After throwing the first no-hitter against the Cubs in 50 years Saturday at Wrigley Field, Phillies left-hander Cole Hamels finished his postgame interview and strolled across the field to the visiting clubhouse.
A few stragglers from the standing-room-only crowd of 41,683 were left in the ballpark, and one of them yelled down: "Cole, come to the Cubs."
The idea of Hamels possibly being traded to the Cubs was on everyone's mind when the 31-year-old veteran stepped onto the mound on this sweltering afternoon. The Phillies are unloading, and speculation has been rampant in the final days before Friday's trade deadline.
If this was indeed Hamels last start as a Phillie, it certainly was a memorable way to go out.
With the fans on their feet and Cubs' rookie slugger Kris Bryant at bat with two outs in the ninth, Hamels watched helplessly as Bryant cracked a long fly to deep center that appeared headed to the bleachers. But center-fielder Odubel Herrera drifted back, came in, lost his footing and made a diving catch on the warning track, kicking up a ton of dust and emerging with the ball to save the no-hitter.
"I think I've been here a few times when the wind was blowing out," Hamels said. "So I think knowing that every once in a while you'd like to get away with a pitch, that was definitely the one pitch I was glad I got away with.
"You have a great hitter up there in Kris Bryant, and to be able to keep that in the ballpark and for Herrera making that amazing play, the second time. … Outstanding for him to be able to go all out. … A surreal moment."
It was the first time the Cubs had been no-hit in 7,920 games, since Sandy Koufax threw a perfect game against them on Sept. 9, 1965, at Dodger Stadium.
The conditions actually were conducive for a no-hitter, with a struggling Cubs offense that has combined to hit only .223 in July, and a wind blowing in from the north, an oddity on a humid midsummer afternoon near the lake. Hamels struck out 13 and issued two walks — both to Dexter Fowler — while throwing 129 pitches.
The only other near-miss was David Ross' deep fly to left-center with one out in the eighth. Herrera made a running catch before tumbling on the warning track, a harbinger of his ninth-inning grab.
Hamels threw six no-hit innings against the Braves on Sept. 1 in a combined no-hitter, but Saturday he was coming off two poor outings while dealing with trade rumors. Mixing his four-seam fastball with an unhittable curve, Hamels made the Cubs' lineup look hopeless from the outset.

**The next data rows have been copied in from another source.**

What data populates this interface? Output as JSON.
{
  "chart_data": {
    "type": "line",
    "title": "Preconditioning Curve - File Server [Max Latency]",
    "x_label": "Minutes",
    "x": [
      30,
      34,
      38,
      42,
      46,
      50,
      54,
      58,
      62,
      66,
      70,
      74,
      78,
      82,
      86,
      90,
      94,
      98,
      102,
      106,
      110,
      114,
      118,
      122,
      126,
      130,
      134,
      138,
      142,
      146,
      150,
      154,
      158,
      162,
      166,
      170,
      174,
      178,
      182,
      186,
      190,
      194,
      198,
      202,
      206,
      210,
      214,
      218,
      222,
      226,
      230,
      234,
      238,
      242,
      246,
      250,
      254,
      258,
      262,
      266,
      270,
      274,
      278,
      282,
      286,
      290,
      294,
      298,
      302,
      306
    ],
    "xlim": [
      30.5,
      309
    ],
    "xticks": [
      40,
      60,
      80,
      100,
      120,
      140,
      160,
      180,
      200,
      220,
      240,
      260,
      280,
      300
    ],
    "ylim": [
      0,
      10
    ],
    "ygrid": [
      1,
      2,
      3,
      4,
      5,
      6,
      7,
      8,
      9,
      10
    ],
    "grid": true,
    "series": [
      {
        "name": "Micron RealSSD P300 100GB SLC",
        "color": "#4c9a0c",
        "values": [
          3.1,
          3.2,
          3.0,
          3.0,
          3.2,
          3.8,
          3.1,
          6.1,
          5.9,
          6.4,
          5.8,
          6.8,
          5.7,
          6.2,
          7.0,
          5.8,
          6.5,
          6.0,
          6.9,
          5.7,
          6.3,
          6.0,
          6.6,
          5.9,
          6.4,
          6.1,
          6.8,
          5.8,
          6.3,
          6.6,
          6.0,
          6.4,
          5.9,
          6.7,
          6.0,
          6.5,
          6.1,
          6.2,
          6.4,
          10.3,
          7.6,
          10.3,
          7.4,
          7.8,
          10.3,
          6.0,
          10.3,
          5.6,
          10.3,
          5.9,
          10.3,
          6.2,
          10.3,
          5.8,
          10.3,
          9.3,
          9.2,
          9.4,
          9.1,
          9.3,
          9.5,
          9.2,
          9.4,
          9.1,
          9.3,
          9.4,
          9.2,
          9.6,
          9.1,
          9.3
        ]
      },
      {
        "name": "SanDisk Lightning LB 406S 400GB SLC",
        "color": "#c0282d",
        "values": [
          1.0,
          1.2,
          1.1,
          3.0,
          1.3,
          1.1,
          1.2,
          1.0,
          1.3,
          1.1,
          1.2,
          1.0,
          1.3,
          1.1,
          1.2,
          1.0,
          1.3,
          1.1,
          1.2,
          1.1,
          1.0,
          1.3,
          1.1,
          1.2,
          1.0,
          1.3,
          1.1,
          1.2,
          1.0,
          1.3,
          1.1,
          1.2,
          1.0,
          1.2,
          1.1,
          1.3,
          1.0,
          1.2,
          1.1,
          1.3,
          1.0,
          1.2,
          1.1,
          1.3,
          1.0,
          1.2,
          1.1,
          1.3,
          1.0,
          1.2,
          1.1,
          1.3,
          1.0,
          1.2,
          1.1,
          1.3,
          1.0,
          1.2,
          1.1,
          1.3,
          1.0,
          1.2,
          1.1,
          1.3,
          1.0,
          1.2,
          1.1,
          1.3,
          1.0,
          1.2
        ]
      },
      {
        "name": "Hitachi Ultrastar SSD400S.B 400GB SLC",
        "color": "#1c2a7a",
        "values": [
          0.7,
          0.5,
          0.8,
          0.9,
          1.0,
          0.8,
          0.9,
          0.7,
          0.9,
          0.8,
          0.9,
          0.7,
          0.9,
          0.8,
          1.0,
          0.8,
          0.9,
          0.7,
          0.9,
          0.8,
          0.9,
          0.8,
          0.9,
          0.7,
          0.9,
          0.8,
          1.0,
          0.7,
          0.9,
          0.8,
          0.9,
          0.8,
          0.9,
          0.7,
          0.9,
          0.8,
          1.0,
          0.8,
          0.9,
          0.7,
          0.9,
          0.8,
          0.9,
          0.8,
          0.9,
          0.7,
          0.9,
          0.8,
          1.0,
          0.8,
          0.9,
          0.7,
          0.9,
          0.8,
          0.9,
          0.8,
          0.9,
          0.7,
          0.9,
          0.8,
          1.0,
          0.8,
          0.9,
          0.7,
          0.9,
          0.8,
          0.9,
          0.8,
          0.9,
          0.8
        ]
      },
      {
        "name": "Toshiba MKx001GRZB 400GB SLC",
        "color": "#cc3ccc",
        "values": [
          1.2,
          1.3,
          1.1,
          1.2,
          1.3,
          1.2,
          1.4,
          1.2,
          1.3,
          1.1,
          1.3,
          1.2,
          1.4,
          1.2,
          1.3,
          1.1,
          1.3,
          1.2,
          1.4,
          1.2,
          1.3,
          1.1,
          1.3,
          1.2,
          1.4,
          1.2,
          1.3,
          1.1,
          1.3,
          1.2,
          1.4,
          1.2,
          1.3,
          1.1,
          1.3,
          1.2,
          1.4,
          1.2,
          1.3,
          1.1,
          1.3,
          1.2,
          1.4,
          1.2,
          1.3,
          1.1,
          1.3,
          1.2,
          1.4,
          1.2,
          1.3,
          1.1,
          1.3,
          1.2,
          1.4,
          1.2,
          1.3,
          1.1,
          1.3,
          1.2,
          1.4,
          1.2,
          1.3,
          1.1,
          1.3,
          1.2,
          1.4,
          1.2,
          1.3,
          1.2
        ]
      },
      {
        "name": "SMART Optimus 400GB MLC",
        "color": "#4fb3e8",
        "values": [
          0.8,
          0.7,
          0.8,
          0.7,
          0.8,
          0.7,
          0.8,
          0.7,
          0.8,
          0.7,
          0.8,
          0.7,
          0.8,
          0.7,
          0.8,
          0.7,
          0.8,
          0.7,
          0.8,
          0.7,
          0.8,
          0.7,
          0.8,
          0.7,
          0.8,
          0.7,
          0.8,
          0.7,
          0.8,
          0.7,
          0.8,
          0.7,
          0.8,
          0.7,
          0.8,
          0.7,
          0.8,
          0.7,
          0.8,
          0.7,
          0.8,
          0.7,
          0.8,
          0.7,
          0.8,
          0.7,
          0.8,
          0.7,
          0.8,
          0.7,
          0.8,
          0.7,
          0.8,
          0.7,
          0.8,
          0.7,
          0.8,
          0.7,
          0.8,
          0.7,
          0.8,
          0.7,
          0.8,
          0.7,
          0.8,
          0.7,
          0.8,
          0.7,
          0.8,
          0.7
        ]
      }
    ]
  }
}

"Today was vintage Cole Hamels," Phillies manager Pete Mackanin said. "Other than that combined no-hitter last year … it's overdue because the stuff he has, you would expect him to do that more often, or at least flirt with a no-hitter."
Catcher Carlos Ruiz, who tied Jason Varitek's major-league record in catching his fourth no-hit game, said he knew something special was happening during the sixth inning. Ruiz tried to do everything exactly the same way after each inning to keep the mojo working, but took off his sunglasses before the ninth because the shadows were covering the infield.
"I'm superstitious, and I was like, 'Oh, man, I don't think it can happen,' " Ruiz said. "But then finally it happened, and I'm real happy."
At his postgame news conference, Hamels said he takes all the trade talk as a "compliment" and just tries to "live in the moment."
The fact the no-no was against the Cubs, a team interested in acquiring him, wasn't on his mind.
"No, there's a great history in this ballpark," he said. "It's a fun place. It's one of our top places to play. This is something that I grew up watching on WGN, the Cubs playing, as a kid. … It's a special moment."
Hamels wouldn't say whether he could envision himself in a Cubs uniform.
"Right now I'm wearing the Phillies red, and that's where I plan to play," he said. "That's all I can really do. It's out of my control."
Whether Phillies general manager Ruben Amaro can trade someone as popular as Hamels coming off a no-hitter remains to be seen. But Hamels' already high trade value definitely rose a notch.
"I'd be surprised if Ruben's phone isn't off the hook right now," Mackanin said.